Let's calculate the torque produced by F1 first. Since F1 points upward onto the very left edge of the door, its line of action is perpendicular to the axis of rotation. Therefore, the perpendicular distance r1 is simply the distance from the axis to F1, which is 0.500m.
τ1 = r1 x F1 = (0.500m) x (20 N)
Next, let's calculate the torque produced by F2. Since F2 points at a diagonal, leaning to the left, onto the very right edge of the door, we need to find the perpendicular distance r2.
From the given information, we know the larger portion of the door measures 1.10m on the right side of the axis. So, the total length of the door is 1.10m + 0.500m = 1.60m.
Using the triangle formed by the door, r2 can be found using trigonometry. The angle between F2 and the y-axis dotted line is given as 30 degrees. Therefore, r2 = 1.60m * sin(30°).
τ2 = r2 x F2 = (1.60m * sin(30°)) x (35 N)
Now, we can find the net torque by summing up the torques produced by F1 and F2:
τ = τ1 + τ2
Finally, calculate the magnitude and direction of the net torque using the above equation, and the given values of F1, F2, r1, and r2.
To find the net torque produced by forces F1 and F2 about the axis of rotation, we need to calculate the torque due to each force separately and then add them together.
The torque due to a force applied at a distance from the axis of rotation is given by the formula:
Torque = Force * Distance * sin(angle)
1. Torque due to F1:
The force F1 is applied at the very left edge of the door, which is a distance of 0.500m from the axis. The angle between the force and the lever arm (distance) is 90 degrees since F1 points upward and the lever arm is perpendicular to it.
Torque due to F1 = F1 * Distance * sin(angle)
= 20 N * 0.500 m * sin(90°)
= 10 N⋅m
2. Torque due to F2:
The force F2 is applied at the very right edge of the door, which is the longer portion measuring 1.10m from the axis. The angle between the force and the lever arm is 30 degrees.
Torque due to F2 = F2 * Distance * sin(angle)

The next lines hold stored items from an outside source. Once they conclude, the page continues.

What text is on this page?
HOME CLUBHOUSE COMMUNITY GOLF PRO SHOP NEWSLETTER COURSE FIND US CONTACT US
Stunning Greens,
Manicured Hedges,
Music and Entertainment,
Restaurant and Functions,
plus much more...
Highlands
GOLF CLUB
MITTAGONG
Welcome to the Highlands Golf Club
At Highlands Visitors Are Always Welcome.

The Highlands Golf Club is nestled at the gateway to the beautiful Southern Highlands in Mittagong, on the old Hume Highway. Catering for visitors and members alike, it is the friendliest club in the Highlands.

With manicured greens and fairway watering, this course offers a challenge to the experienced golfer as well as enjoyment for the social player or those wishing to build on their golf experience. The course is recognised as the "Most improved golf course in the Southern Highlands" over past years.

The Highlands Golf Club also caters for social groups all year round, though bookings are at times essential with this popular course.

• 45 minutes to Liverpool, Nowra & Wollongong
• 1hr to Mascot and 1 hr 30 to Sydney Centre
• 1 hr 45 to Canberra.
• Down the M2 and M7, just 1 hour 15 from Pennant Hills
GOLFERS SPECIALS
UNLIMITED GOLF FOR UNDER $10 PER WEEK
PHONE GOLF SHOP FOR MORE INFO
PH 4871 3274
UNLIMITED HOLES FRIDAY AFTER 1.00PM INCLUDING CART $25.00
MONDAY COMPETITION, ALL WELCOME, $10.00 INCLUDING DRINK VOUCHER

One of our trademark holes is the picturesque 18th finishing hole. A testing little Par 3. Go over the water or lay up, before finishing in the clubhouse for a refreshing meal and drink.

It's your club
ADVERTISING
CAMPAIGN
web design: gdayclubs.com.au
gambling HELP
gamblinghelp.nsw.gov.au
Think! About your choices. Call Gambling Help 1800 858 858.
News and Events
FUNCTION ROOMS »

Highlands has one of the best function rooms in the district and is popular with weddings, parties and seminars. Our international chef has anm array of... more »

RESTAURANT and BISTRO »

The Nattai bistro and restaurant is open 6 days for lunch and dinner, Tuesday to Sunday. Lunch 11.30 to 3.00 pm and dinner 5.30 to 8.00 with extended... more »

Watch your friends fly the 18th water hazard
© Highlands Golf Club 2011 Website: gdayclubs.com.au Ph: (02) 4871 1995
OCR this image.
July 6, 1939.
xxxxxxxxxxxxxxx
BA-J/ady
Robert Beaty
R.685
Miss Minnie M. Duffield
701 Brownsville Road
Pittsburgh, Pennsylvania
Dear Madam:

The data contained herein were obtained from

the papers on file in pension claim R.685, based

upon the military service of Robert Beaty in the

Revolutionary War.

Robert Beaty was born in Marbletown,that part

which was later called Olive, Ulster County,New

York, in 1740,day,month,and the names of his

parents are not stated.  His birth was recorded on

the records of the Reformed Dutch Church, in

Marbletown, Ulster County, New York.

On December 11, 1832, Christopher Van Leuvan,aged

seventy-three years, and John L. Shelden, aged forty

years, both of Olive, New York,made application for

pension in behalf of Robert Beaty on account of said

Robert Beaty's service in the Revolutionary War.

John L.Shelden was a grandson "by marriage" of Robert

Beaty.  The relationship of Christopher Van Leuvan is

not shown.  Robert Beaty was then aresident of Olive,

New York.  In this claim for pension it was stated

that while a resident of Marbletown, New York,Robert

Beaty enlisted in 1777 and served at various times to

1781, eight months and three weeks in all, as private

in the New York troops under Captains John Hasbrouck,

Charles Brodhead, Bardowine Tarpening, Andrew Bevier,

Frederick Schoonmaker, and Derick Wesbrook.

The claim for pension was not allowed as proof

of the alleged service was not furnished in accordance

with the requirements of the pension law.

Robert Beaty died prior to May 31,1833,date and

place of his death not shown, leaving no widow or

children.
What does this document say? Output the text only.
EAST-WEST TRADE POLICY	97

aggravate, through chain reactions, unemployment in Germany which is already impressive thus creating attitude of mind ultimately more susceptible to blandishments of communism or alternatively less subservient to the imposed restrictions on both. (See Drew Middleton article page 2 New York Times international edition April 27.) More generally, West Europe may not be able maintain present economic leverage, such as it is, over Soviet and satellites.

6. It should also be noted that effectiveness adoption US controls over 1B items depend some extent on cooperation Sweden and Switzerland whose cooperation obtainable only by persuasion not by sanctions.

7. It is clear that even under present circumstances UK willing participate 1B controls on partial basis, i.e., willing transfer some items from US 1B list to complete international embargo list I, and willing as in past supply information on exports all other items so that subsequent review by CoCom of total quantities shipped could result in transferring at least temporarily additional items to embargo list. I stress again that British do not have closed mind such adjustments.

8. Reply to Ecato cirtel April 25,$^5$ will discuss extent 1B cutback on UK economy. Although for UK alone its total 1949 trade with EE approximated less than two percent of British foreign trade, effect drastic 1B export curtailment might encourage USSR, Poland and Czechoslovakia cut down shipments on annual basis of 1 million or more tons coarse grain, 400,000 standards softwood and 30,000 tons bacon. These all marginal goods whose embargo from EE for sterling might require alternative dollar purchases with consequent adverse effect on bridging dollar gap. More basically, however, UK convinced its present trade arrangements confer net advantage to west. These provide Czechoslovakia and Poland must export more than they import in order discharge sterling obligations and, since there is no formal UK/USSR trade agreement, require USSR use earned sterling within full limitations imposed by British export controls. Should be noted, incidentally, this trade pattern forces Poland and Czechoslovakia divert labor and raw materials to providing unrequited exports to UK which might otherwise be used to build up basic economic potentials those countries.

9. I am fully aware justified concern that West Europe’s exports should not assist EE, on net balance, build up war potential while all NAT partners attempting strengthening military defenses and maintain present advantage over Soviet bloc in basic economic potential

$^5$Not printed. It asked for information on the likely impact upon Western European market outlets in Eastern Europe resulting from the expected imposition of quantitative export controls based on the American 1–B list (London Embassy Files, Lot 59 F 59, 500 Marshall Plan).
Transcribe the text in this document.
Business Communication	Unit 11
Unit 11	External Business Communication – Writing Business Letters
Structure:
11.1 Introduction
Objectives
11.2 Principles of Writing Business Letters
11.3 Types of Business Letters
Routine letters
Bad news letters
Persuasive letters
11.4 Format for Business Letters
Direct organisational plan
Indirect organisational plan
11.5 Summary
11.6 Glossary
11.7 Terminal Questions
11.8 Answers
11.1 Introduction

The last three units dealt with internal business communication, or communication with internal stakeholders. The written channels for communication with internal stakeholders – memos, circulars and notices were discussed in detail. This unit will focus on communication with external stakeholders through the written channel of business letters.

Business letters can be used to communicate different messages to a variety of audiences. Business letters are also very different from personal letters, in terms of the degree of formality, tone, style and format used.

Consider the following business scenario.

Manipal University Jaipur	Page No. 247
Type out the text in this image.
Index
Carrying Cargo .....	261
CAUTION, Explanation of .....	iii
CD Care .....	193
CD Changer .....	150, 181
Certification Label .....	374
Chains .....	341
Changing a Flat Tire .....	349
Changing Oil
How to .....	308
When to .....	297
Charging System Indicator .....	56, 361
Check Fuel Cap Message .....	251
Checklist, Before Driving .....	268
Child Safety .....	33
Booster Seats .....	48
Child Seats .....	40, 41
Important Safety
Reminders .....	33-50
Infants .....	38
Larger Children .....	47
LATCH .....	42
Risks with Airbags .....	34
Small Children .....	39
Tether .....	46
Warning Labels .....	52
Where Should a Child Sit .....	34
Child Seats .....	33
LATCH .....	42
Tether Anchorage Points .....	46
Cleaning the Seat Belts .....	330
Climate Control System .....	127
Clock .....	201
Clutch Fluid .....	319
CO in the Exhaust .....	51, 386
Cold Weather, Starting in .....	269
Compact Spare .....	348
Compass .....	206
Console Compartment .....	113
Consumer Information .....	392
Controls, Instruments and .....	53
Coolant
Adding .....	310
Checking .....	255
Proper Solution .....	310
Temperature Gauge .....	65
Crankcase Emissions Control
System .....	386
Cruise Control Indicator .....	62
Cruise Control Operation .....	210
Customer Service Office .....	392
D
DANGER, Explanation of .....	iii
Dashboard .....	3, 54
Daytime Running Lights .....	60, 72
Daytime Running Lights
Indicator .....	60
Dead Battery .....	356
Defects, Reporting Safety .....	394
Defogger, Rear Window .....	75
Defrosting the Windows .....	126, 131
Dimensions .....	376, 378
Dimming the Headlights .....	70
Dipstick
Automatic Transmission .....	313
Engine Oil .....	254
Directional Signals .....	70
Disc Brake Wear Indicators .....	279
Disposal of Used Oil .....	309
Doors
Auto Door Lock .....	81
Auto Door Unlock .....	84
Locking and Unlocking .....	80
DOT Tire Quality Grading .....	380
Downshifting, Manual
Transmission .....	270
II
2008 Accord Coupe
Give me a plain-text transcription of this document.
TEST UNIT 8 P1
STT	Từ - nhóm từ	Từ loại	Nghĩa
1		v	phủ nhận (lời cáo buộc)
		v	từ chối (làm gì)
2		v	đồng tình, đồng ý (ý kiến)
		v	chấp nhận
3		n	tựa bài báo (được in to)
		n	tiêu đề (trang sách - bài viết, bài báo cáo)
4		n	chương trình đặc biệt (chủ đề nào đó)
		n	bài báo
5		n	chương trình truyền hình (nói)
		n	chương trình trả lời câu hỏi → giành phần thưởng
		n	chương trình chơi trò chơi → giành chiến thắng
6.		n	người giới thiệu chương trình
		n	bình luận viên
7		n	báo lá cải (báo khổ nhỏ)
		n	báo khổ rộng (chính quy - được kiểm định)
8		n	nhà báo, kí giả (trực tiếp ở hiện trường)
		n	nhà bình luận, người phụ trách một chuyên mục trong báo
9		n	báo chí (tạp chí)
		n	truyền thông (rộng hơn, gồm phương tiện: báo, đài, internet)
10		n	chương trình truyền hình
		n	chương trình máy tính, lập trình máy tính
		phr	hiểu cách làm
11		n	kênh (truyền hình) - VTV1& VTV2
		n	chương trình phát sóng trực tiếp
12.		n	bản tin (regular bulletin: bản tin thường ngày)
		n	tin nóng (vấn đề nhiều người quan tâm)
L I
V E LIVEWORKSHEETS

= 35 N * 1.10 m * sin(30°)
= 19.126 N⋅m
3. Net torque:
To find the net torque, we add the torques due to F1 and F2 together.
Net torque = Torque due to F1 + Torque due to F2
= 10 N⋅m + 19.126 N⋅m
= 29.126 N⋅m
Therefore, the net torque produced by the forces F1 and F2 about the axis of rotation is 29.126 N⋅m. The direction of the torque is not specified in the problem statement, so the magnitude is given without direction.
Nice description.
What you have to do is this:
Sum Vertical forces and set to zero.
This the addition of the weight of the door, plus the two upward components of the F1 and F2.
sum horizontal forces and set to zero.
Now, sum moments about any point (I suggest one of the hinges), and set to zero.
These three equations will solve your system.